West Australian Labor senator Joe Bullock is quitting politics after less than two years in parliament because the ALP has voted to remove a conscience vote on same-sex marriage.
Bullock, a former union official and right wing faction boss, announced his departure in the Senate last night and is expected to go within weeks, despite being elected for six years.
The ALP plans to remove a conscience vote on the issue in 2019.
Bullock is a fierce opponent of same-sex marriage and took the top Senate position on the 2014 WA ballot paper in 2013 by deposing the openly gay Louis Pratt in a factional deal.
But he was forced to apologise for comments he made about Pratt prior to the election during a speech in which he called some ALP members “mad” and admitted he voted against Labor.
Last night, he said he could no longer back his party’s policy.
“As a Labor Senator, it’s my job to tell voters that it doesn’t matter that Labor will outlaw the conscience vote on homosexual marriage, and to recommend a vote for Labor without reservation,” he said.
“That’s the job description of a Labor Senator. It’s a job which I can’t do.”
Senator Bullock, an Anglican, is opposed to abortion and same-sex marriage and more recently, was at odds with his party when he called for the Safe Schools anti-bullying program, currently being investigated by the Turnbull government, to be abolished immediately.
“How can I in good conscience recommend to people that they vote for a party which is determined to deny its parliamentarians a conscience vote on the homosexual marriage question, which I regard as of fundamental significance to the future shape of our society,” Bullock told the Senate.
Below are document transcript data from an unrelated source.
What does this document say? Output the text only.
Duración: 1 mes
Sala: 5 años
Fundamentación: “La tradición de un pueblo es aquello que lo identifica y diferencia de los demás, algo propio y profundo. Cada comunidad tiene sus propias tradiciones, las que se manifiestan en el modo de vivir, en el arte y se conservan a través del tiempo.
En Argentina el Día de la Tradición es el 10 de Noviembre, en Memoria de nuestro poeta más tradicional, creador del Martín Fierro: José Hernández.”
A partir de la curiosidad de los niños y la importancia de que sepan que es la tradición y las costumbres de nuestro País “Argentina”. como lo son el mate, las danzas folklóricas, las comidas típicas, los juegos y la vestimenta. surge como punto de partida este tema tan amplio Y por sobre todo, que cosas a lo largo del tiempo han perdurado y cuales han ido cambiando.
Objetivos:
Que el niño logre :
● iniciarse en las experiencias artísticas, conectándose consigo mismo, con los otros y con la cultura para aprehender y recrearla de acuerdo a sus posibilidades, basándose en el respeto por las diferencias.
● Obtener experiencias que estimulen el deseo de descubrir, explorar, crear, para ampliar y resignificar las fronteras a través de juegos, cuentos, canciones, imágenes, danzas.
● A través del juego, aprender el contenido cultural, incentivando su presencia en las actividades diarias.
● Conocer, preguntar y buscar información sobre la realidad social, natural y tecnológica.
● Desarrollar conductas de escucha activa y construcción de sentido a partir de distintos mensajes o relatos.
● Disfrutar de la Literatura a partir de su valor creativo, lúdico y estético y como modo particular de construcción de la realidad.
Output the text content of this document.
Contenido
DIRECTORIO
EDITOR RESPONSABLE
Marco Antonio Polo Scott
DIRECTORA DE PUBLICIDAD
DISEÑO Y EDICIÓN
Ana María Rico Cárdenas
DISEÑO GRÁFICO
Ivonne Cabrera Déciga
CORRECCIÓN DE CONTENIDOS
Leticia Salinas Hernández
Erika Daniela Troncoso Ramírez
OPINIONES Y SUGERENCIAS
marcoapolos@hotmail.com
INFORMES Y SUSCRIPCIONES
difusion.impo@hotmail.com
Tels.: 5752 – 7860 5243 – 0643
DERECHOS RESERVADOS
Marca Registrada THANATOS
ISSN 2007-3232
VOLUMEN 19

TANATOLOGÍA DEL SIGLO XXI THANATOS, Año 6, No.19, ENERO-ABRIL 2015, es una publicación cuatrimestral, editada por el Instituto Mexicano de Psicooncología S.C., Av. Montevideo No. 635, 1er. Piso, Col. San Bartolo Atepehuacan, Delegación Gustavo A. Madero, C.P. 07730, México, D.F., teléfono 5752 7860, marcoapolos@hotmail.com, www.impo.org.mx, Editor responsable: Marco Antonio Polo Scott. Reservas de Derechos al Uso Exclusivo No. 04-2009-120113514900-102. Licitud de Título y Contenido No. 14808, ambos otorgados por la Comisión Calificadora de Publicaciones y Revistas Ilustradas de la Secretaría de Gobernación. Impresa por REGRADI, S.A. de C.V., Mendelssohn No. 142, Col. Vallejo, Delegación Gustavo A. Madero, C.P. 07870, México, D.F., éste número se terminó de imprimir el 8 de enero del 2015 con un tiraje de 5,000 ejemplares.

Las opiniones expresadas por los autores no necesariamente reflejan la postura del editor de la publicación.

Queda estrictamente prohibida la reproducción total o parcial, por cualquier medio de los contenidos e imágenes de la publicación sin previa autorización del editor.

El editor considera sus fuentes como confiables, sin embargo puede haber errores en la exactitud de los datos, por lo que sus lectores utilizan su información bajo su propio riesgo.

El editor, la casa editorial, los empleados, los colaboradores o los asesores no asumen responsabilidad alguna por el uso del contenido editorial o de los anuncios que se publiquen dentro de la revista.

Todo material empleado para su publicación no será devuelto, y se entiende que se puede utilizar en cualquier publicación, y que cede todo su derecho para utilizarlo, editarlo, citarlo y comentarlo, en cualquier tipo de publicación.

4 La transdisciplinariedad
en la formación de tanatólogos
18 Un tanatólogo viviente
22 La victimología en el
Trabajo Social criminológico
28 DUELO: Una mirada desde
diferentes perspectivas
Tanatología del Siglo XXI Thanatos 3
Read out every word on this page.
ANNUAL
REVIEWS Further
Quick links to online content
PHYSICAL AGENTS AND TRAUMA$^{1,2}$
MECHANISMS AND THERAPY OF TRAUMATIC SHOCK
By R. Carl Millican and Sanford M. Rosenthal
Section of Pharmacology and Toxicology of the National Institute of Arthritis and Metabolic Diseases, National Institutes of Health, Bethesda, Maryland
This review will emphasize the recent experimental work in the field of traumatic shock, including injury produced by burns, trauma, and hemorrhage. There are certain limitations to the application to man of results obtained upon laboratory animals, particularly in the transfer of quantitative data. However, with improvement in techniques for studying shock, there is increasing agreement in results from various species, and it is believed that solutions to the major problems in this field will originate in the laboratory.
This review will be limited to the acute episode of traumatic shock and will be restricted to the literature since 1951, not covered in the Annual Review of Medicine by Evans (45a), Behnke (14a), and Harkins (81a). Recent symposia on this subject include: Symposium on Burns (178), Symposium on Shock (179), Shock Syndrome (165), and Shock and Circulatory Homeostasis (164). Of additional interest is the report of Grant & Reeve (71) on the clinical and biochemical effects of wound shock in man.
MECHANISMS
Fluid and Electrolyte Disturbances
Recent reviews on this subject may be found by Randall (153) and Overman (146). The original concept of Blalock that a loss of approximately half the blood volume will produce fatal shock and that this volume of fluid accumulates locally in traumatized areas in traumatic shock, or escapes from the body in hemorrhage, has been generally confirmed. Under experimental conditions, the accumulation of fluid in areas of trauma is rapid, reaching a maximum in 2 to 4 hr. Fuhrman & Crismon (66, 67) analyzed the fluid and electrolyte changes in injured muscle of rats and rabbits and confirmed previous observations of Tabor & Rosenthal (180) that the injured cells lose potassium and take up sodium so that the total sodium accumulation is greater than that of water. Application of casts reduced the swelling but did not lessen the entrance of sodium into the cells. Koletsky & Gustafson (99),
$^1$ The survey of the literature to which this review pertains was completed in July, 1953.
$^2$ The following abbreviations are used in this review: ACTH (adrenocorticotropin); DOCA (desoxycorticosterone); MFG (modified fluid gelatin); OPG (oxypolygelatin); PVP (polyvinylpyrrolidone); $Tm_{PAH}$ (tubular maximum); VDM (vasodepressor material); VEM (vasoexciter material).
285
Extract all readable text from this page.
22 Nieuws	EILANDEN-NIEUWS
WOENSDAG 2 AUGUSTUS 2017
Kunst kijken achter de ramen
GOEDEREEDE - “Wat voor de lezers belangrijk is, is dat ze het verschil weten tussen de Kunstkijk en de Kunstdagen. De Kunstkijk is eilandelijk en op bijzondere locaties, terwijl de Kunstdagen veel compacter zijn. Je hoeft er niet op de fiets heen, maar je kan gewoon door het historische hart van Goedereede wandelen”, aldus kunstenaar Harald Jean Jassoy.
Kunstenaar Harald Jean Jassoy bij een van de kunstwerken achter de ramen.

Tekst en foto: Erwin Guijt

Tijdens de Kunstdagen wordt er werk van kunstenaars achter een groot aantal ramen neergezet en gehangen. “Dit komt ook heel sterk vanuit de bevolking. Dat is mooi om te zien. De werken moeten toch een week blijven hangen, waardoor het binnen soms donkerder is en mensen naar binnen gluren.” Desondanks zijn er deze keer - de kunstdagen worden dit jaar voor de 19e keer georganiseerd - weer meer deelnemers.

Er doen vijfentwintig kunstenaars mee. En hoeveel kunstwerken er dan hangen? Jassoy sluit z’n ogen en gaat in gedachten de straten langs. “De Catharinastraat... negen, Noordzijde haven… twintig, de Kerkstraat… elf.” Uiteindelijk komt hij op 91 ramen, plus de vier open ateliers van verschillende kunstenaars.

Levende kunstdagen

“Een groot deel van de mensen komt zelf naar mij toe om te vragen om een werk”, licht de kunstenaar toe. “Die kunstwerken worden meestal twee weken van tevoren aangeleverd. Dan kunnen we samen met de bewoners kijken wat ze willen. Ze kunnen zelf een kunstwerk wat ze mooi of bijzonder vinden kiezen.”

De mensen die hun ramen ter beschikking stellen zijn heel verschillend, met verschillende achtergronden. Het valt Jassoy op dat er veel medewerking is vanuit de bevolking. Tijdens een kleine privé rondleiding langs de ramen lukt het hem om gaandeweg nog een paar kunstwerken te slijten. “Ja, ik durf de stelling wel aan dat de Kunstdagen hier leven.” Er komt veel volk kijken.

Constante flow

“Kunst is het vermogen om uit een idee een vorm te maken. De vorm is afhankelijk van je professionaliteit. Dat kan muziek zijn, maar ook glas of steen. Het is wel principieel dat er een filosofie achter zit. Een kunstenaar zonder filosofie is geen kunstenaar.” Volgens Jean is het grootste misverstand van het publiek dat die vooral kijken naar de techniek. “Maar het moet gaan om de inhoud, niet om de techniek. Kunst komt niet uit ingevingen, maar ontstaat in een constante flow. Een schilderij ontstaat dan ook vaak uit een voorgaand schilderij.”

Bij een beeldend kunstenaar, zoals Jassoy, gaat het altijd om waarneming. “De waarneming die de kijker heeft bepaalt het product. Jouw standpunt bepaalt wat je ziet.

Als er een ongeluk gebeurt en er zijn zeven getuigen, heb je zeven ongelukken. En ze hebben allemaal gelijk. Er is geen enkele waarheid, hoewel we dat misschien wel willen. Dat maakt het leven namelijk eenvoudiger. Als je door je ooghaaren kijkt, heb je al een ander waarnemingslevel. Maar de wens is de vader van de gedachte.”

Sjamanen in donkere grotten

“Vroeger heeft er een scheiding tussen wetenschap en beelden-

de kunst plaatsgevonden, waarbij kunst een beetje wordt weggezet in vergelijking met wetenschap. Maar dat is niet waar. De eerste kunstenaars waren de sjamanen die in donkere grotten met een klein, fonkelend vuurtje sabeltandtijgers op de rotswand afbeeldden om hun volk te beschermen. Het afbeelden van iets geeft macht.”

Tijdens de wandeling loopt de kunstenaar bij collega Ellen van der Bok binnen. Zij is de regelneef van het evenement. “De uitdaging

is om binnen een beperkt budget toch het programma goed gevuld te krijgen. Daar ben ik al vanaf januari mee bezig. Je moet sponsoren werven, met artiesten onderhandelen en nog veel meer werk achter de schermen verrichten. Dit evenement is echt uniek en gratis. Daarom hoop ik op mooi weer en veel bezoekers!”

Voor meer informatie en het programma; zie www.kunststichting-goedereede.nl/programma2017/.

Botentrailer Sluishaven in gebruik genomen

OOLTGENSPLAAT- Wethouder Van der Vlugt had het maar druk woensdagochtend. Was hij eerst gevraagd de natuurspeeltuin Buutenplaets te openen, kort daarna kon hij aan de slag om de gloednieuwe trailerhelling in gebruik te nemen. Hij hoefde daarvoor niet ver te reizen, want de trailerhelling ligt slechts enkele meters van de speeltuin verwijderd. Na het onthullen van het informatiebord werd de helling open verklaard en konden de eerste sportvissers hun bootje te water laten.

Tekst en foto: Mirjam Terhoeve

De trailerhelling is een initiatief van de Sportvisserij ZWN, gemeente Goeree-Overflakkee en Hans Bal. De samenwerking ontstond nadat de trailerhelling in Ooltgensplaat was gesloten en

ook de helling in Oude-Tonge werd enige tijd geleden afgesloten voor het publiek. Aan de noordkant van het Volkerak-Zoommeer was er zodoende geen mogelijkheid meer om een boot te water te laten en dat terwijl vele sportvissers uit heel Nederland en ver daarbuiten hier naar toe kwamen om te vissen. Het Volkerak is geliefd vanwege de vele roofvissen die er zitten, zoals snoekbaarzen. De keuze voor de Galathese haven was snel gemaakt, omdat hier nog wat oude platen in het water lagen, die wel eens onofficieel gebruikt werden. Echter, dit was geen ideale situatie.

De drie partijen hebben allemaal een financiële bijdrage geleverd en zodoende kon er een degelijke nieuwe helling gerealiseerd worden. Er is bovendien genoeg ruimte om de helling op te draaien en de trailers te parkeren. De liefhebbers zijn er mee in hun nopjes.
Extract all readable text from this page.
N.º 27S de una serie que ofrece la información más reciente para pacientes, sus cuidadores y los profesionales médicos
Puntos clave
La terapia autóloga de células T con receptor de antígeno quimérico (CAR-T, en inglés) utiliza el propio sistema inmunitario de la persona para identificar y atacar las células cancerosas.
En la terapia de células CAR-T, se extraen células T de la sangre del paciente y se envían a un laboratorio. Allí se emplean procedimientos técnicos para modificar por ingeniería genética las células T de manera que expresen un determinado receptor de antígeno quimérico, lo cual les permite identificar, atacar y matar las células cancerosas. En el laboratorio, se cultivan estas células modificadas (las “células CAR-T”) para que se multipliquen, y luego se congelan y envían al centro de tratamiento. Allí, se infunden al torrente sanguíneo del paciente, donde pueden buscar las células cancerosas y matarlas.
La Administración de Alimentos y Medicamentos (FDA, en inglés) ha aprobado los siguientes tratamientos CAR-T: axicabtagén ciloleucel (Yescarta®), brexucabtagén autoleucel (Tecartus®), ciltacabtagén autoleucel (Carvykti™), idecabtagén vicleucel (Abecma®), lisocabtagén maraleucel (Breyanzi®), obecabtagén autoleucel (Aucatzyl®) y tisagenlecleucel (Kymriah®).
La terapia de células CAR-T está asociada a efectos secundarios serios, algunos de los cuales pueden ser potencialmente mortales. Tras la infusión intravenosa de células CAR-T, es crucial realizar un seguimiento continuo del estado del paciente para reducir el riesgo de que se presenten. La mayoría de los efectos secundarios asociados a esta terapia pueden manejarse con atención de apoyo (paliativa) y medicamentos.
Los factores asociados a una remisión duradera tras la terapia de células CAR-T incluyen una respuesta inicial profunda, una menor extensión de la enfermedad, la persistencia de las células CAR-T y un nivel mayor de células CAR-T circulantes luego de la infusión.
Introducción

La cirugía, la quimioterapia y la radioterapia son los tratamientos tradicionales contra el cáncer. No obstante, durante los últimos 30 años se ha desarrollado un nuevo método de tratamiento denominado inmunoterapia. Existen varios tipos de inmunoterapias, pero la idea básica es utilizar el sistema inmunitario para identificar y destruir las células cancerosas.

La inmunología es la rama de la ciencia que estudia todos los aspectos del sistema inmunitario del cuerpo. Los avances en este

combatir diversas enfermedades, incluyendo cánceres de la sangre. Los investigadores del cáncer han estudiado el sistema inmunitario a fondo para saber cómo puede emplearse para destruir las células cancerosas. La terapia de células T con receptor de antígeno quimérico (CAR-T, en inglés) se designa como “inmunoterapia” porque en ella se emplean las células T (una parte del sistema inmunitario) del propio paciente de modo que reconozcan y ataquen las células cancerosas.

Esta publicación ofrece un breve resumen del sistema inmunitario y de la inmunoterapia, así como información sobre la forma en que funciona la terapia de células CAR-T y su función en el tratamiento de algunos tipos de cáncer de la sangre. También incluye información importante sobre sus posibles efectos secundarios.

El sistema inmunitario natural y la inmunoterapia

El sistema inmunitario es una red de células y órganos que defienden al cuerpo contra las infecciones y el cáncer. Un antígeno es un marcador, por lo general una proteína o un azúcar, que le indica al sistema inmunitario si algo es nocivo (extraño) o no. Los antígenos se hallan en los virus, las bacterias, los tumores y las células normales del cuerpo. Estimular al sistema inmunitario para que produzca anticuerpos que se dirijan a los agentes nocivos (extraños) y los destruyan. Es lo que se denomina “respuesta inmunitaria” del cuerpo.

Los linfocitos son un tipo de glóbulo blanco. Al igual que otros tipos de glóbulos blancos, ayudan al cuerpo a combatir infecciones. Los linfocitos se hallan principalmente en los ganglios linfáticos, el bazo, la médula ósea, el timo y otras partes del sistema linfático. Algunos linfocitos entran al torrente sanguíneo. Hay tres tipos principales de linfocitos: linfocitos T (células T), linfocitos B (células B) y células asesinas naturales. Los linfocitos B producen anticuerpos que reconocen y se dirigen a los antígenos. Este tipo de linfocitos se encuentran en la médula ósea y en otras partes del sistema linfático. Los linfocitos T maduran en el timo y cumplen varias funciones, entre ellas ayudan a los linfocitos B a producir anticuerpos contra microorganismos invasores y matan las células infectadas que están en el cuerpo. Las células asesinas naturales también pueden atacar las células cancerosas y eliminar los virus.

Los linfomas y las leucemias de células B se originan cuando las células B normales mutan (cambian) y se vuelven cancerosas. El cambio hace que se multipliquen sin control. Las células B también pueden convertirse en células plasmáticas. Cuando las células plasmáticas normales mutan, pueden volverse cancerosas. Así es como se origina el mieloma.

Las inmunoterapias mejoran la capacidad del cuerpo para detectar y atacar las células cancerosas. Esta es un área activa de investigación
He said he felt “morally obliged” to resign from parliament, rather than just sit on the crossbench, but the former state secretary of the “Shoppies” union, which successfully opposed Sunday trading in WA, also took a swipe in his parting remarks at diversity in his party saying Labor needed to preselect candidates who would change people’s votes.
Opposition leader Bill Shorten issued a statement saying senator Bullock was “a man of deeply held faith and convictions”.
“I don’t agree with his views on a number of issues — including marriage equality — but I respect his right to hold those opinions,” he said.
“I respect the decision he’s made to step down tonight, knowing it’s come after a long period of consideration. The Labor Party wishes Joe and his wife Helen good health and happiness in the next chapter of their lives.”
Bullock is the fourth WA ALP politician to quit politics in the past month, with three lower house MPs, party stalwart Gary Gray, Melissa Parke, and Alannah MacTiernan all announcing they will step down at the next election.